#4 – The First Law of Regret

Regret is something I recently gained a new understanding of. This change was both welcome and necessary because I carry a lot of regrets. During indulgences in critical self-reflection, my regrets used to eat at me. They still do, to some extent, but I am learning. Now, my regrets hold less of a strain on me. I have learned a new tool to process regret that redirects negativity into optimism and encouragement.

This tool is a simple reminder I give to myself. I am describing it as a “law” not because I think it describes an irrefutable, consistent fact of the universe. Rather, I am calling it a “law” because I have benefitted out of choosing to believe it is undeniably true, which it probably is. I have processed regret more effectively, less painfully, and with more hope and positivity than ever before – when I remind myself of the First Law of Regret.

The First Law of Regret states: the weight of my regret is proportional to how much I have changed since the decision I regret. 

When we make a decision, there is a result. We only know if the result was positive or negative after we have made the decision. Negative results cause us pain, confusion, and distance from what we love. Positive decisions are the opposite. Sometimes, we know that a decision’s result is negative immediately, like when we feel pain after touching a hot stove. Other times, it takes longer to realize, like someone who bought a fancy car as soon as they got their first adult job, only to realize they have saved no money after the first decade of their career. 

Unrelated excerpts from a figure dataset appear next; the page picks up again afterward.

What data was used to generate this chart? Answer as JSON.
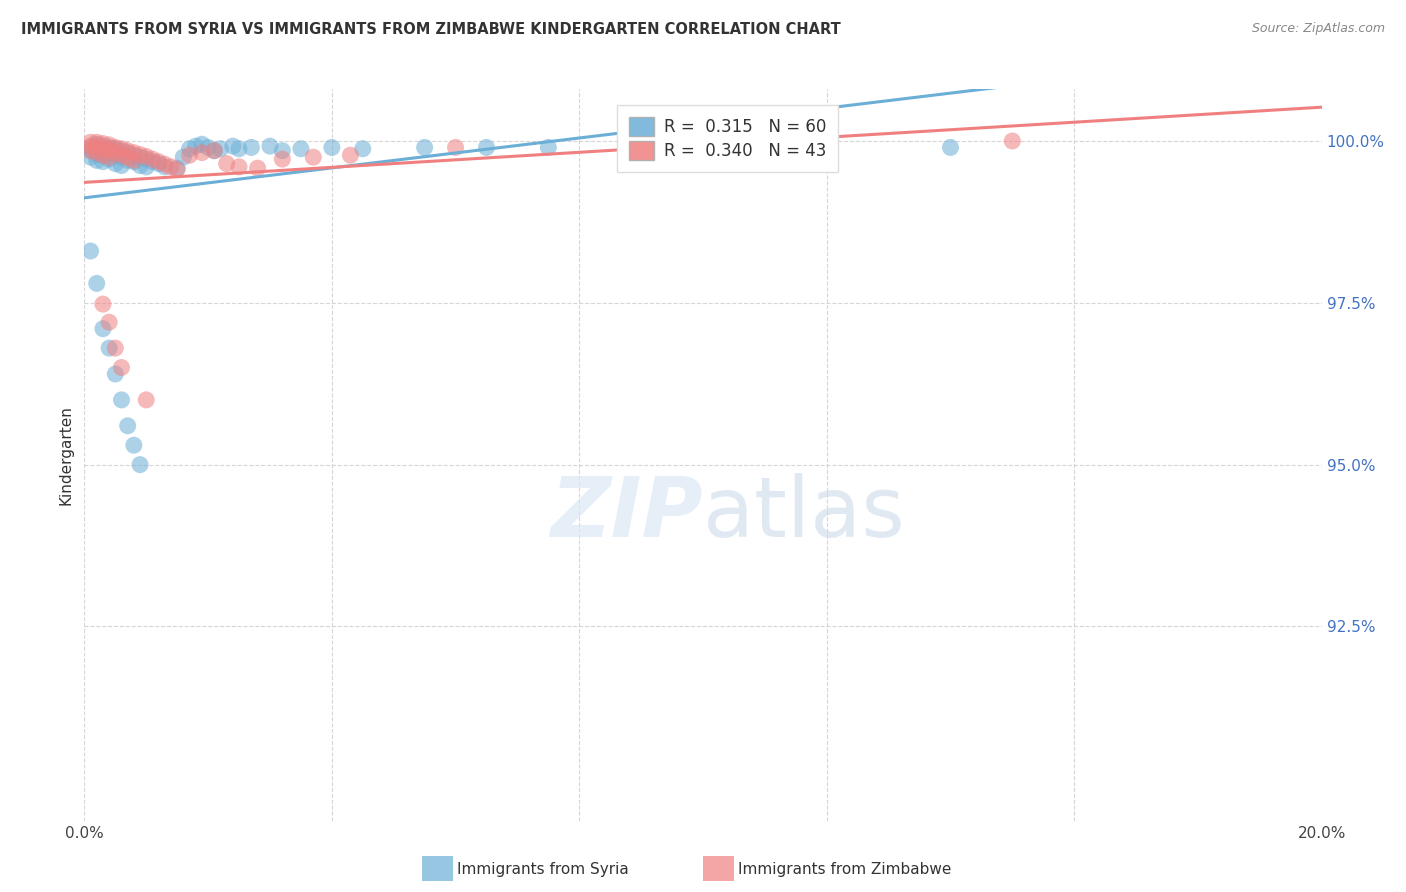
{
  "title": "IMMIGRANTS FROM SYRIA VS IMMIGRANTS FROM ZIMBABWE KINDERGARTEN CORRELATION CHART",
  "source": "Source: ZipAtlas.com",
  "ylabel": "Kindergarten",
  "xlim": [
    0.0,
    0.2
  ],
  "ylim": [
    0.895,
    1.008
  ],
  "syria_color": "#6baed6",
  "zimbabwe_color": "#f08080",
  "syria_R": 0.315,
  "syria_N": 60,
  "zimbabwe_R": 0.34,
  "zimbabwe_N": 43,
  "background_color": "#ffffff",
  "grid_color": "#cccccc",
  "legend_label_syria": "Immigrants from Syria",
  "legend_label_zimbabwe": "Immigrants from Zimbabwe",
  "syria_x": [
    0.001,
    0.001,
    0.001,
    0.002,
    0.002,
    0.002,
    0.002,
    0.003,
    0.003,
    0.003,
    0.003,
    0.004,
    0.004,
    0.004,
    0.005,
    0.005,
    0.005,
    0.006,
    0.006,
    0.006,
    0.007,
    0.007,
    0.008,
    0.008,
    0.009,
    0.009,
    0.01,
    0.01,
    0.011,
    0.012,
    0.013,
    0.015,
    0.016,
    0.017,
    0.018,
    0.019,
    0.02,
    0.021,
    0.022,
    0.024,
    0.025,
    0.027,
    0.03,
    0.032,
    0.035,
    0.04,
    0.045,
    0.055,
    0.065,
    0.075,
    0.001,
    0.002,
    0.003,
    0.004,
    0.005,
    0.006,
    0.007,
    0.008,
    0.009,
    0.14
  ],
  "syria_y": [
    0.999,
    0.9985,
    0.9975,
    0.9995,
    0.9988,
    0.998,
    0.997,
    0.9992,
    0.9985,
    0.9978,
    0.9968,
    0.999,
    0.9982,
    0.9972,
    0.9988,
    0.9979,
    0.9965,
    0.9985,
    0.9975,
    0.9962,
    0.9982,
    0.997,
    0.9978,
    0.9968,
    0.9975,
    0.9962,
    0.9972,
    0.996,
    0.9968,
    0.9965,
    0.996,
    0.9958,
    0.9975,
    0.9988,
    0.9992,
    0.9995,
    0.999,
    0.9985,
    0.9988,
    0.9992,
    0.9988,
    0.999,
    0.9992,
    0.9985,
    0.9988,
    0.999,
    0.9988,
    0.999,
    0.999,
    0.999,
    0.983,
    0.978,
    0.971,
    0.968,
    0.964,
    0.96,
    0.956,
    0.953,
    0.95,
    0.999
  ],
  "zimbabwe_x": [
    0.001,
    0.001,
    0.001,
    0.002,
    0.002,
    0.002,
    0.003,
    0.003,
    0.003,
    0.004,
    0.004,
    0.004,
    0.005,
    0.005,
    0.006,
    0.006,
    0.007,
    0.007,
    0.008,
    0.008,
    0.009,
    0.01,
    0.011,
    0.012,
    0.013,
    0.014,
    0.015,
    0.017,
    0.019,
    0.021,
    0.023,
    0.025,
    0.028,
    0.032,
    0.037,
    0.043,
    0.003,
    0.004,
    0.005,
    0.006,
    0.06,
    0.15,
    0.01
  ],
  "zimbabwe_y": [
    0.9998,
    0.9992,
    0.9985,
    0.9998,
    0.999,
    0.9982,
    0.9996,
    0.9988,
    0.9978,
    0.9994,
    0.9986,
    0.9975,
    0.999,
    0.9982,
    0.9988,
    0.9978,
    0.9985,
    0.9974,
    0.9982,
    0.997,
    0.9979,
    0.9976,
    0.9972,
    0.9968,
    0.9964,
    0.996,
    0.9956,
    0.9978,
    0.9982,
    0.9985,
    0.9965,
    0.996,
    0.9958,
    0.9972,
    0.9975,
    0.9978,
    0.9748,
    0.972,
    0.968,
    0.965,
    0.999,
    1.0,
    0.96
  ]
}
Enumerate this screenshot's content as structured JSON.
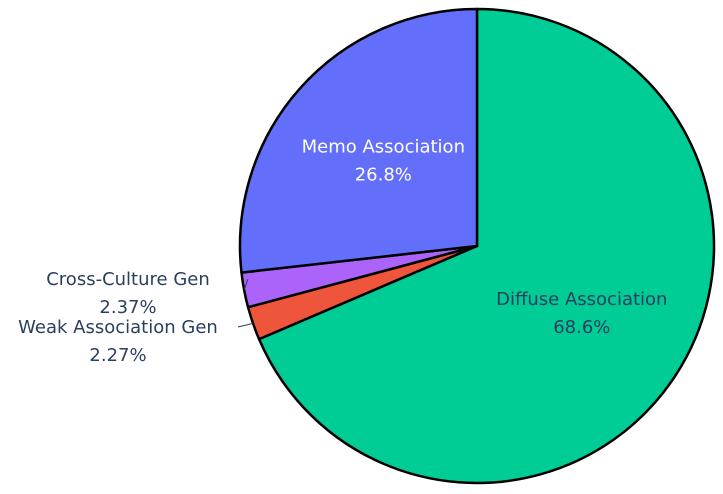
{
  "chart_data": {
    "type": "pie",
    "title": "",
    "legend": "none",
    "direction": "clockwise",
    "start_angle_deg": 90,
    "slices": [
      {
        "label": "Diffuse Association",
        "value": 68.6,
        "percent_label": "68.6%",
        "color": "#00cc96",
        "label_position": "inside"
      },
      {
        "label": "Weak Association Gen",
        "value": 2.27,
        "percent_label": "2.27%",
        "color": "#ef553b",
        "label_position": "outside"
      },
      {
        "label": "Cross-Culture Gen",
        "value": 2.37,
        "percent_label": "2.37%",
        "color": "#ab63fa",
        "label_position": "outside"
      },
      {
        "label": "Memo Association",
        "value": 26.8,
        "percent_label": "26.8%",
        "color": "#636efa",
        "label_position": "inside"
      }
    ]
  }
}
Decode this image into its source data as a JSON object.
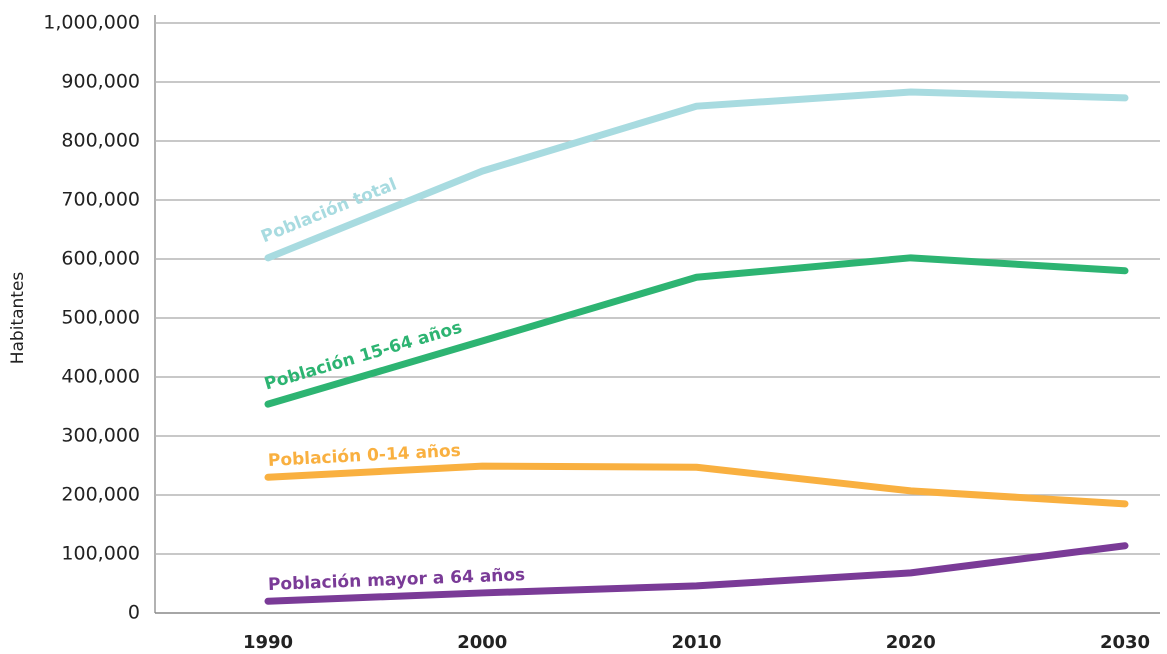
{
  "chart_data": {
    "type": "line",
    "y_label": "Habitantes",
    "categories": [
      "1990",
      "2000",
      "2010",
      "2020",
      "2030"
    ],
    "series": [
      {
        "name": "Población total",
        "color": "#a8dbe0",
        "values": [
          602000,
          749000,
          859000,
          883000,
          873000
        ]
      },
      {
        "name": "Población 15-64 años",
        "color": "#2db472",
        "values": [
          354000,
          461000,
          569000,
          602000,
          580000
        ]
      },
      {
        "name": "Población 0-14 años",
        "color": "#f9b040",
        "values": [
          230000,
          249000,
          247000,
          207000,
          185000
        ]
      },
      {
        "name": "Población mayor a 64 años",
        "color": "#7a3b97",
        "values": [
          20000,
          34000,
          46000,
          68000,
          114000
        ]
      }
    ],
    "ylim": [
      0,
      1000000
    ],
    "yticks": [
      0,
      {
        "value": 100000,
        "label": "100,000"
      },
      {
        "value": 200000,
        "label": "200,000"
      },
      {
        "value": 300000,
        "label": "300,000"
      },
      {
        "value": 400000,
        "label": "400,000"
      },
      {
        "value": 500000,
        "label": "500,000"
      },
      {
        "value": 600000,
        "label": "600,000"
      },
      {
        "value": 700000,
        "label": "700,000"
      },
      {
        "value": 800000,
        "label": "800,000"
      },
      {
        "value": 900000,
        "label": "900,000"
      },
      {
        "value": 1000000,
        "label": "1,000,000"
      }
    ],
    "grid": true
  }
}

Whether we touched a hot stove or bought a car that’s beyond our financial means, we regret the decisions that harm us. As we come to understand the harm imposed on us by our bad decisions, we develop regret. Regret represents the gap in our brain between the bad decision we made and the better decision we think we should’ve made at the time now that we feel the negative effects of our bad decision

That’s the utility of regret. Effective regret prevents us from making the same bad decision again, which is why we have to embrace it. The First Law of Regret helps me do that.

Getting burned by a hot stove causes immediate regret because it causes pain immediately. But, the burn marks on our hands will heal after a week, and by then we are no longer being hurt by our decision. Overall, we weren’t significantly harmed. As stupid as touching a hot stove was, we probably don’t regret it substantially because the harm to us was minimal. Minimal injury, minimal regret. Chances are, we’ll touch another hot stove at some point in our lives.

In contrast, the negative effects of our overpriced car purchase take longer to play out. At first, we loved the car, and we probably even felt like its high price was “worth it”. But, as time passes, we realize that’s not the case. The car is eventually paid off, but not before it’s depreciated to a third of its original value. The flashy car no longer represents our values. After a decade of hard work, we have no significant retirement savings. Ten years later, the car was not worth it, and we regret it. Major financial injury, major regret.

However, when we come to purchase our next vehicle, we prioritize value over glamour and buy a reliable and inexpensive car. We’ve learned from our regrets. Purchasing a car is a much bigger decision than deciding to touch a stove that may or not be hot. After ten years, we have changed enough to make a dramatically different choice of vehicle than before the decision we now regret. Ironically, in that time frame, we may have touched multiple hot stoves. This illustrates that more regret equates to more permanent and long lasting change within us.

This is where the word proportional comes into play from the First Law. We hold regret proportionally to how much we have been harmed by the decisions we regret. Decisions with small injuries create less regret than decisions that have harmed us significantly. Why? 

Regret is the mental scaffolding around our brain that allows a renovation of our judgement. More harmful decisions require a longer and more intense renovation. But when the scaffolding comes off, we are able to make better decisions when faced with similar situations.

Regret equals positive change and growth. When we feel frustrated and sad during times of regret, let’s remember that the weight of that regret on us represents personal growth and a future with fewer bad decisions. With this mindset, a clear line between past regrets and hope for the future can be drawn. That’s the goal of The First Law of Regret.